In Beals' Analysis: an Introduction, there is a proof that L2 is complete. I follow the proof, except for one last comment. I will sketch the proof here for context:
Given a Cauchy sequence $(f_n)_{n=1}^\infty$, choose a subsequence $(g_n)_{n=1}^\infty$ such that
$$\|g_{n+1} - g_n \|_2 \leq 2^{-n}. $$
For a bounded interval $A$, we have by Cauchy Schwartz,
$$\int_A |g_{n+1}-g_n| \leq \|g_{n+1} - g_n\| m(A)^{1/2}.$$
It follows that $f(x) = \lim g_n(x)$ exists almost everywhere in $A$, so it also exists almost everywhere in $\mathbb R$.
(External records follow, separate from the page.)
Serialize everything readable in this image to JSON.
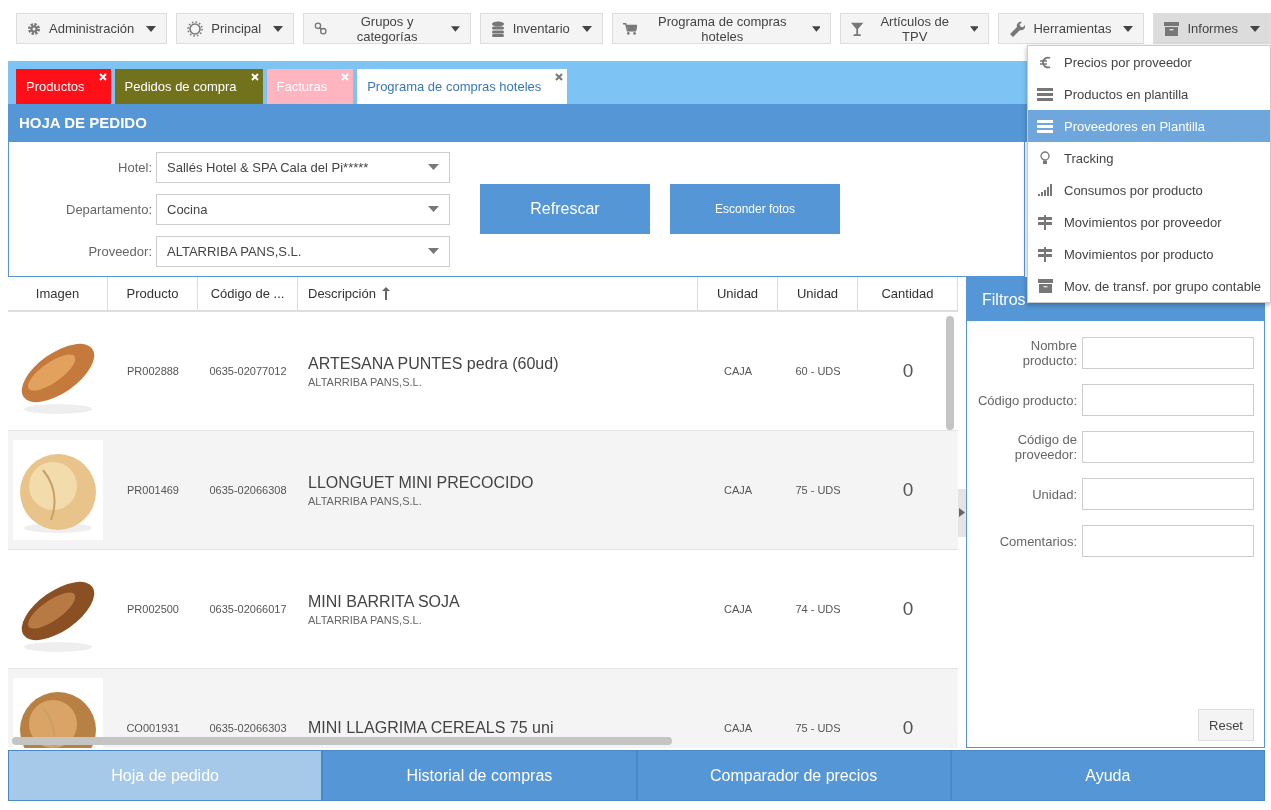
{
  "nav": [
    {
      "label": "Administración",
      "selected": false
    },
    {
      "label": "Principal",
      "selected": false
    },
    {
      "label": "Grupos y categorías",
      "selected": false
    },
    {
      "label": "Inventario",
      "selected": false
    },
    {
      "label": "Programa de compras hoteles",
      "selected": false
    },
    {
      "label": "Artículos de TPV",
      "selected": false
    },
    {
      "label": "Herramientas",
      "selected": false
    },
    {
      "label": "Informes",
      "selected": true
    }
  ],
  "tabs": [
    {
      "label": "Productos",
      "color": "#ff1018",
      "selected": false
    },
    {
      "label": "Pedidos de compra",
      "color": "#72721c",
      "selected": false
    },
    {
      "label": "Facturas",
      "color": "#ffb5c0",
      "selected": false
    },
    {
      "label": "Programa de compras hoteles",
      "color": "#ffffff",
      "selected": true
    }
  ],
  "panel_title": "HOJA DE PEDIDO",
  "form": [
    {
      "label": "Hotel:",
      "value": "Sallés Hotel & SPA Cala del Pi*****"
    },
    {
      "label": "Departamento:",
      "value": "Cocina"
    },
    {
      "label": "Proveedor:",
      "value": "ALTARRIBA PANS,S.L."
    }
  ],
  "buttons": [
    "Refrescar",
    "Esconder fotos"
  ],
  "table": {
    "columns": [
      "Imagen",
      "Producto",
      "Código de ...",
      "Descripción",
      "Unidad",
      "Unidad",
      "Cantidad"
    ],
    "rows": [
      {
        "product": "PR002888",
        "code": "0635-02077012",
        "description": "ARTESANA PUNTES pedra (60ud)",
        "supplier": "ALTARRIBA PANS,S.L.",
        "unit": "CAJA",
        "unit_2": "60 - UDS",
        "quantity": "0"
      },
      {
        "product": "PR001469",
        "code": "0635-02066308",
        "description": "LLONGUET MINI PRECOCIDO",
        "supplier": "ALTARRIBA PANS,S.L.",
        "unit": "CAJA",
        "unit_2": "75 - UDS",
        "quantity": "0"
      },
      {
        "product": "PR002500",
        "code": "0635-02066017",
        "description": "MINI BARRITA SOJA",
        "supplier": "ALTARRIBA PANS,S.L.",
        "unit": "CAJA",
        "unit_2": "74 - UDS",
        "quantity": "0"
      },
      {
        "product": "CO001931",
        "code": "0635-02066303",
        "description": "MINI LLAGRIMA CEREALS 75 uni",
        "unit": "CAJA",
        "unit_2": "75 - UDS",
        "quantity": "0"
      }
    ]
  },
  "filters": {
    "title": "Filtros",
    "fields": [
      "Nombre producto:",
      "Código producto:",
      "Código de proveedor:",
      "Unidad:",
      "Comentarios:"
    ],
    "reset": "Reset"
  },
  "bottom_tabs": [
    {
      "label": "Hoja de pedido",
      "selected": true
    },
    {
      "label": "Historial de compras",
      "selected": false
    },
    {
      "label": "Comparador de precios",
      "selected": false
    },
    {
      "label": "Ayuda",
      "selected": false
    }
  ],
  "menu": [
    {
      "label": "Precios por proveedor",
      "selected": false
    },
    {
      "label": "Productos en plantilla",
      "selected": false
    },
    {
      "label": "Proveedores en Plantilla",
      "selected": true
    },
    {
      "label": "Tracking",
      "selected": false
    },
    {
      "label": "Consumos por producto",
      "selected": false
    },
    {
      "label": "Movimientos por proveedor",
      "selected": false
    },
    {
      "label": "Movimientos por producto",
      "selected": false
    },
    {
      "label": "Mov. de transf. por grupo contable",
      "selected": false
    }
  ]
}
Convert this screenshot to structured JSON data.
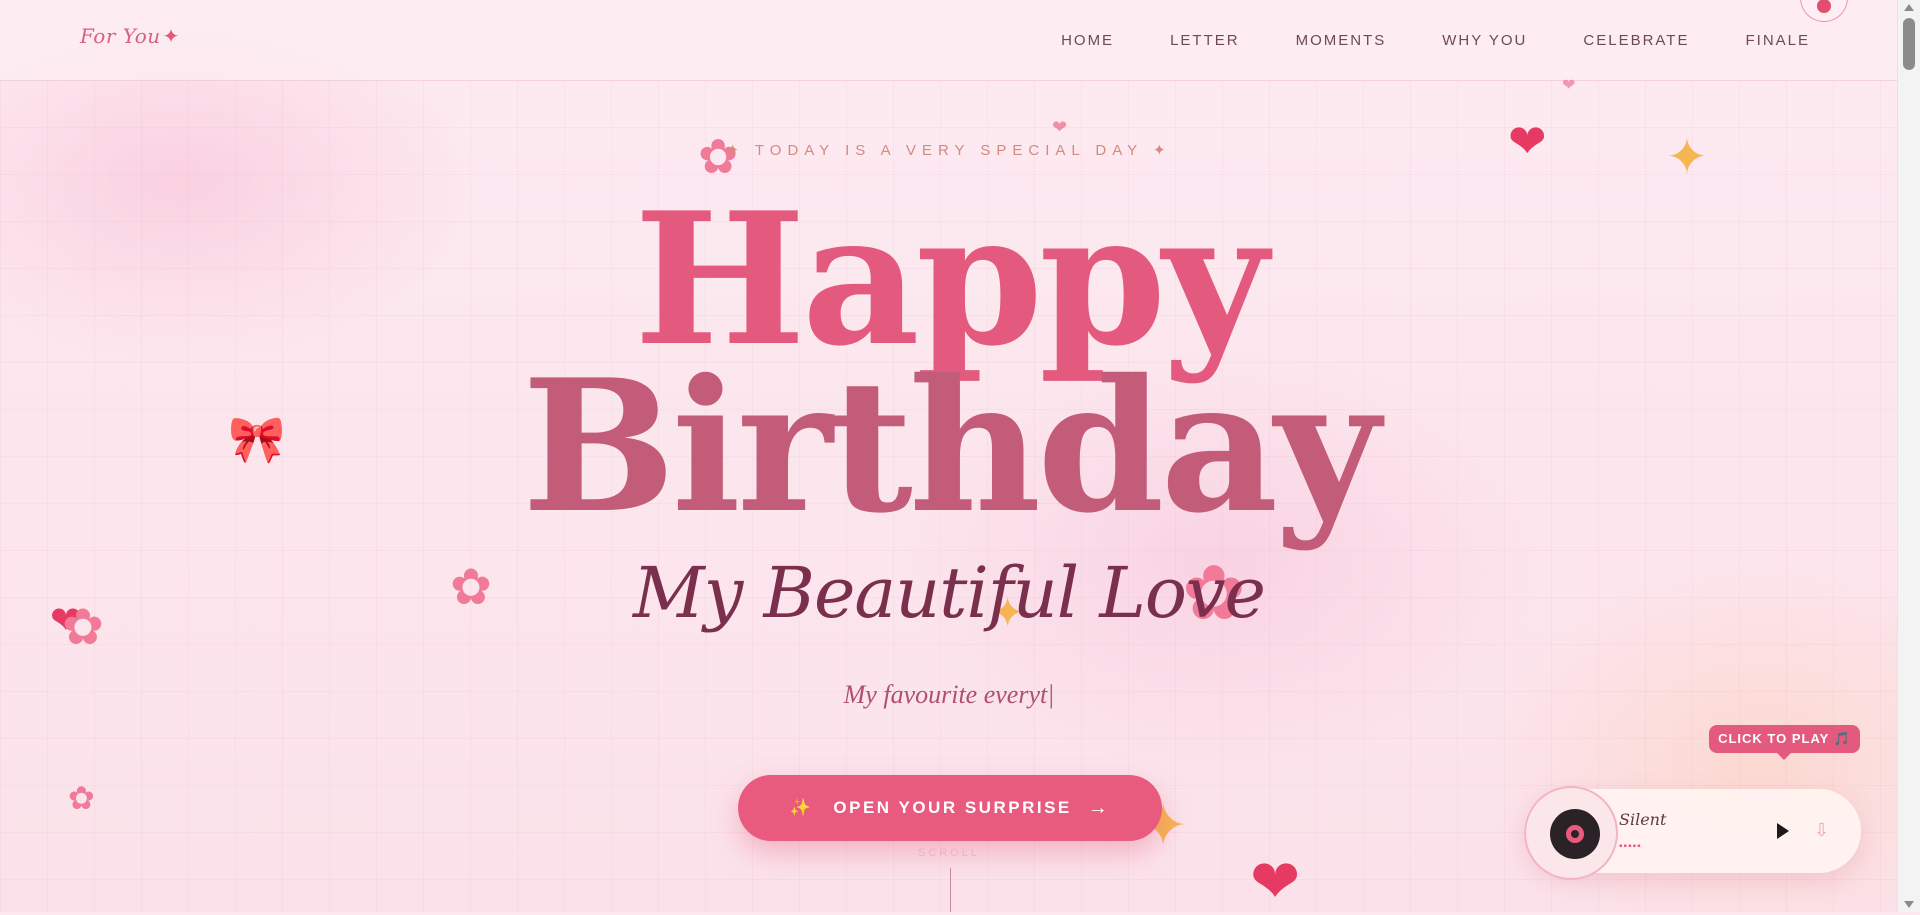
{
  "nav": {
    "logo": "For You",
    "logo_glyph": "✦",
    "links": [
      "HOME",
      "LETTER",
      "MOMENTS",
      "WHY YOU",
      "CELEBRATE",
      "FINALE"
    ]
  },
  "hero": {
    "eyebrow": "✦  TODAY IS A VERY SPECIAL DAY  ✦",
    "title_line1": "Happy",
    "title_line2": "Birthday",
    "subtitle": "My Beautiful Love",
    "tagline": "My favourite everyt|",
    "cta_icon": "✨",
    "cta_label": "OPEN YOUR SURPRISE",
    "cta_arrow": "→",
    "scroll_hint": "SCROLL"
  },
  "player": {
    "tooltip": "CLICK TO PLAY 🎵",
    "track": "Silent",
    "bars": "▪▪▪▪▪",
    "play_icon": "play-icon",
    "download_icon": "download-icon"
  },
  "colors": {
    "accent": "#e85b7f",
    "title_happy": "#e45a7f",
    "title_birthday": "#c25c78",
    "subtitle": "#7a2f4c",
    "background": "#fde8ef"
  }
}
Now, we need to show that $\|g_n -f\|_2 \rightarrow 0$, and let $h$ be any element of $L^2$. Then,
$$[f(x) - g_n(x)] h(x) = \sum_{k=n}^\infty [ g_{k+1}(x) - g_k(x) ]h(x)$$
$$|(f-g_n,h) | \leq \sum_{k=n}^\infty \|g_{k+1} - g_k \|_2 \|h\|_2 \leq 2^{1-n} \|h\|_2$$
We let $h=f-g_n$, and then
$$\|f-g_n\|_2^2 \leq 2^{1-n} \| f-g_n\|_2$$
so $\|f-g_n\|_2 \leq 2^{1-n}$.
Which completes the proof.
The author remarks, though, that "Strictly speaking, we should let $h$ run through an appropriate $f-g_n$, since we do not know ahead of time that $f-g_n$ is actually square integrable."
Indeed, I recognize that to be a serious problem. It might not even make sense to write $\|f-g_n\|_2$. I'm just not sure how running through an appropriate sequence solve the problem. Can you help me make this explicit?
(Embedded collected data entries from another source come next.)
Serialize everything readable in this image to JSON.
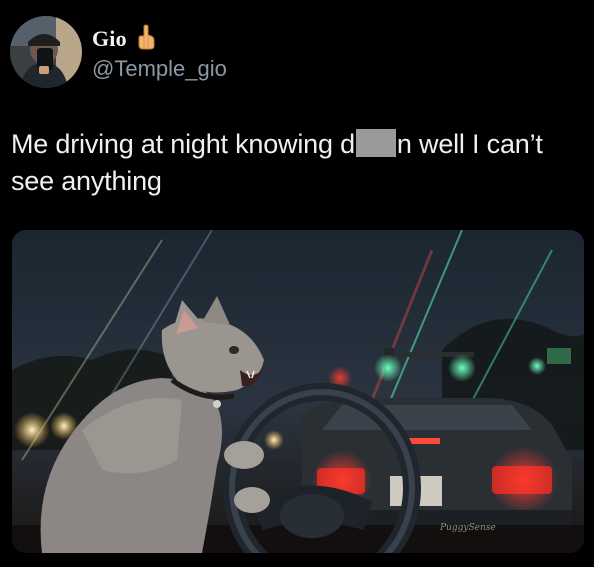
{
  "author": {
    "display_name": "Gio",
    "badge_icon": "hand-point-up-emoji",
    "handle": "@Temple_gio"
  },
  "tweet": {
    "text_before_redaction": "Me driving at night knowing d",
    "text_after_redaction": "n well I can’t see anything"
  },
  "media": {
    "description_icon": "cat-driving-at-night-image",
    "watermark": "PuggySense"
  },
  "colors": {
    "background": "#000000",
    "handle": "#8b98a5",
    "text": "#eef0f1"
  }
}
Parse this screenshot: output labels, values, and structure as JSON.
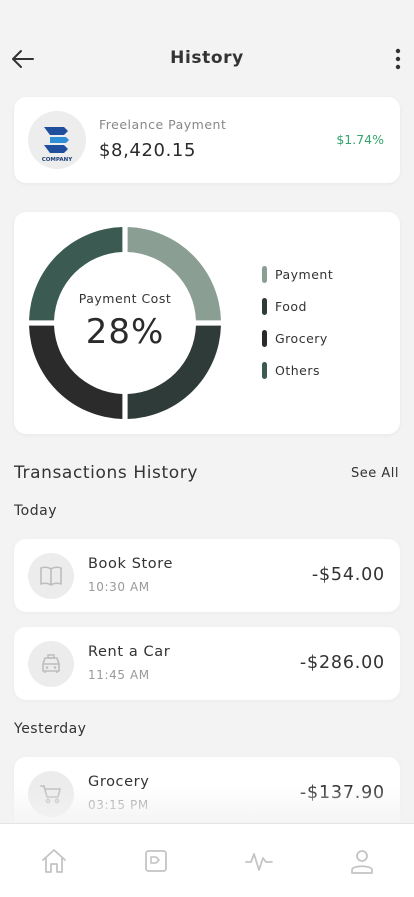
{
  "header": {
    "title": "History",
    "back_icon": "arrow-left-icon",
    "more_icon": "more-vertical-icon"
  },
  "payment_card": {
    "logo_text": "COMPANY",
    "label": "Freelance Payment",
    "amount": "$8,420.15",
    "change": "$1.74%",
    "change_color": "#35a66c"
  },
  "chart_data": {
    "type": "pie",
    "center_label": "Payment Cost",
    "center_value": "28%",
    "slices": [
      {
        "label": "Payment",
        "value": 25,
        "color": "#8a9e93"
      },
      {
        "label": "Food",
        "value": 25,
        "color": "#2f3b38"
      },
      {
        "label": "Grocery",
        "value": 25,
        "color": "#2b2b2b"
      },
      {
        "label": "Others",
        "value": 25,
        "color": "#3b5a51"
      }
    ],
    "legend_position": "right"
  },
  "transactions": {
    "title": "Transactions History",
    "see_all": "See All",
    "groups": [
      {
        "label": "Today",
        "items": [
          {
            "name": "Book Store",
            "time": "10:30 AM",
            "amount": "-$54.00",
            "icon": "book-icon"
          },
          {
            "name": "Rent a Car",
            "time": "11:45 AM",
            "amount": "-$286.00",
            "icon": "car-icon"
          }
        ]
      },
      {
        "label": "Yesterday",
        "items": [
          {
            "name": "Grocery",
            "time": "03:15 PM",
            "amount": "-$137.90",
            "icon": "cart-icon"
          }
        ]
      }
    ]
  },
  "tabbar": {
    "items": [
      {
        "icon": "home-icon"
      },
      {
        "icon": "wallet-icon"
      },
      {
        "icon": "activity-icon"
      },
      {
        "icon": "user-icon"
      }
    ]
  }
}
Here is one standard argument:
Choose $N$ such that $\|g_n-g_m\| \le 1$ for all $n,m \ge N$.
Note that $\liminf_n g_n(x)-g_N(x)| = |f(x)-g_N(x)|$ for ae. $x$.
Fatou gives $\int |f(x)-g_N(x)| \le \liminf_n \|g_n-g_N\| \le 1$.
Hence $f-g_N$ is in $L^2$ and hence so is $f = (f-g_N)+g_N$.